In a sign that the construction industry is stabilizing, construction spending rose in December at the highest pace in four months. This is a good sign for an industry that has shown only slow improvements since bottoming out in December of 2007.
Private construction numbers jumped, giving hope that although some construction may slow due to stymied federal spending, other contractors may have more work in 2012:
Private construction spending rose 2.1 percent in December from the prior month, the biggest gain since May. The increase brought the value up to $529.7 billion at an annual rate, the highest level since December 2009.
Homebuilding outlays increased 0.8 percent, including a 0.2 percent increase in home improvement. Non-residential building climbed 3.3 percent.
Spending on public construction advanced 0.5 percent, the report said. Federal construction spending increased 0.3 percent.
The homebuilding industry is trying to recover from record- low traffic last year.
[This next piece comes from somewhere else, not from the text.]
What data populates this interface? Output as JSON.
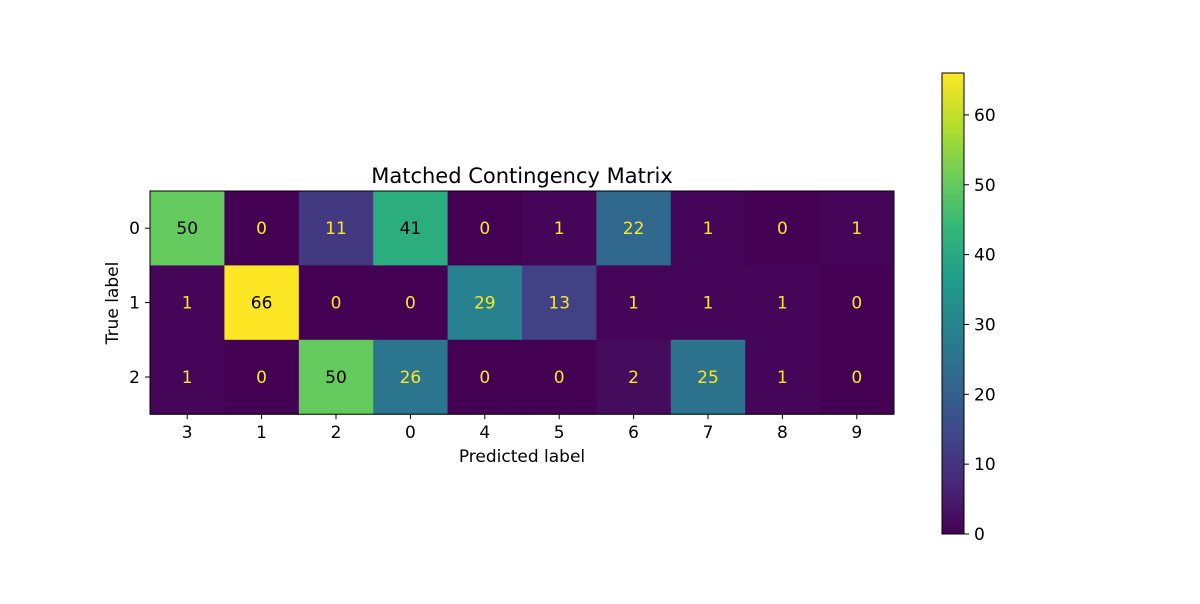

About 302,000 new homes were sold in the U.S. in 2011, the worst year in data dating to 1963, Commerce Department figures showed Jan. 26.
Housing starts are also up as builders broke ground on 470,000 new single family housing units in December, the most since April of 2010. This acts as a predictor that housing will regain it’s footing in 2012:
Home sales and construction will improve in 2012, adding “modestly” to economic growth, according to a Fannie Mae forecast last month. Sales of new and existing homes are likely to increase 3.5 percent, and housing starts are projected to rise 16 percent, the group’s chief economist said Jan. 13.
Homebuilder sentiment has also ticked up. The National Association of Home Builders/Wells Fargo sentiment index rose in January to the highest level since June 2007 as sales and buyer traffic improved.
“Although macroeconomic and housing conditions remain soft, we are cautiously optimistic for the remainder for 2012,” Donald Tomnitz, chief executive officer of Fort Worth, Texas-based D.R. Horton Inc., said in a Jan. 27 conference call. “Simply put, our business feels more positive.”
The largest U.S homebuilder by volume reported net home orders that rose to 3,794 in final three months of 2011 from 3,363 a year earlier.